Nach der Literaturvorlage von Simon Maginns Roman "Sheep" inszenierte John Fawcett den mystischen Psycho-Thriller mit Sean Bean und Maria Bello in den Hauptrollen. Der Film, dessen Effekte und Look bisweilen an "The Ring" und andere Erfolge des aktuellen Gruselkinos erinnern, beruft sich auf einen walisischen Sagenmythos, nach dem ein Toter gegen das Opfer eines anderen Menschen ins Leben zurückgeholt werden kann.
Adèle (Maria Bello) und ihre kleine Tochter Sarah (Sophie Stuckey) besuchen nach der Trennung der Eltern den Kindsvater James (Sean Bean) in seinem Haus an der Küste von Wales. Die Beziehung zwischen Mutter und Tochter ist schwierig - Adèle scheint mit ihrer Rolle als Mutter überfordert zu sein. Bei einem Spaziergang am Strand verschwindet Sarah - alles deutet darauf hin, dass sie ertrunken ist. Noch in derselben Nacht taucht ein gleichaltriges Mädchen auf, das offensichtlich weiß, wo sich Sarah befindet - und außerdem vor 60 Jahren als Tochter des Schäfers, dem einst James' Haus und Stall gehörten, ertrunken ist.

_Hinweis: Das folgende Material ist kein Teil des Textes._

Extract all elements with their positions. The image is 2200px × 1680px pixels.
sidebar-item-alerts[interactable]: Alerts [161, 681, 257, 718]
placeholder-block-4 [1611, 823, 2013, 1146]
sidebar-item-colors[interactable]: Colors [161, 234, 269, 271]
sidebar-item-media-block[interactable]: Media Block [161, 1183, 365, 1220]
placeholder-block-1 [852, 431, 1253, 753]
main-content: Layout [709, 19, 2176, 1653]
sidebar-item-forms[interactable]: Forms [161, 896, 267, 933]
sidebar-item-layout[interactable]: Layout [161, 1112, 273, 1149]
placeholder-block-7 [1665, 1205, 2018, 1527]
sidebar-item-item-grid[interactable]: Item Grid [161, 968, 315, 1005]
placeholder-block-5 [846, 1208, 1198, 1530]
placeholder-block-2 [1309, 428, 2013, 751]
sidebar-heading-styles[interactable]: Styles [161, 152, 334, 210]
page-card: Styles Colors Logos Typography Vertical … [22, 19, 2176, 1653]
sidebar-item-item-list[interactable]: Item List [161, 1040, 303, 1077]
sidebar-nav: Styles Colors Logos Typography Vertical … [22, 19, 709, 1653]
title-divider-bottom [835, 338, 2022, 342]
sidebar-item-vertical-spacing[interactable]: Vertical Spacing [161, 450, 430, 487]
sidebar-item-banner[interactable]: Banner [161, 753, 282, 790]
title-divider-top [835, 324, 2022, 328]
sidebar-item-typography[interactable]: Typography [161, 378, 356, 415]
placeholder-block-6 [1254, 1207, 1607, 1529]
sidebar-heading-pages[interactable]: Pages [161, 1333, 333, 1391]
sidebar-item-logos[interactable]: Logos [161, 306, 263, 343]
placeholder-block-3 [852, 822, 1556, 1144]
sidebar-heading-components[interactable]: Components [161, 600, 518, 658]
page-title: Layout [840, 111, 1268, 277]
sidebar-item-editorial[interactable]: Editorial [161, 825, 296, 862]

Nachdem er sich mit den Teenager-Thriller/Horror-Stoffen "The Boy's Club" und "Ginger Snaps" hierzulande bereits einen Namen auf dem Videomarkt gemacht hat, kommt der dritte Spielfilm des kanadischen Regisseurs John Fawcett nun auch bei uns in die Kinos. Neben den beiden Stars wird wieder einmal ein jüngerer Mensch zum Dreh- und Angelpunkt des Schreckens: Sophie Stuckey tritt als Tochter im Land der Toten in die Fußstapfen von creepy kids wie Cameron Bright oder Dakota Fanning. Mit Jugendlichen hatte Fawcett bei seinen vorangegangenen Filmen bereits gute Erfahrungen gemacht - hier nun konzentriert er sich auf den Konflikt der Älteren, insbesondere der Mutter, die von ihren elterlichen Pflichten überfordert ist. Maria Bello spielt diese mit wie immer beeindruckender Intensität, während Sean Beans Part als Vater vergleichsweise klein ausfällt. Um so mehr setzt Fawcett auf die kühle, stürmische Atmosphäre der walisischen Küstenlandschaft, die ausführliche Beschreibung des Mythos' eines Schäfers, der ein ganzes Dorf in den Selbstmord führte und versuchte, seiner Tochter das Böse mit denselben brutalen Methoden auszutreiben, die sonst nur bei Schafen angewendet werden - die hier in einer der nachhaltigsten Sequenzen des Films in den Abgrund springen. Die steilen Klippen, harscher Wind, wolkenverhangener Himmel und die raue Natur bilden den Hintergrund für die nicht unbedingt mit Überzeugungskraft glänzende Story, die sich schließlich sogar ins Reich der Toten traut. Das Finale hält noch eine angenehm überraschende Pointe parat, die einige Unglaubwürdigkeiten wieder ausgleicht. Parallelen zu "Wenn die Gondeln Trauer tragen", wie sie Produzent Paul W. S. Anderson ankündigte, sind bei "The Dark" indes nicht zu entdecken; eher erinnern die wenig plotorientierten Effekte an ein "Best of" aus "The Ring", "The Others" und "The Sixth Sense. "The Dark" funktioniert dabei jedoch ganz ähnlich Walter Salles' Remake von "Dark Water" weniger als Horror- denn als Psycho-Thriller um die Ängste und Komplexe einer Mutter. deg.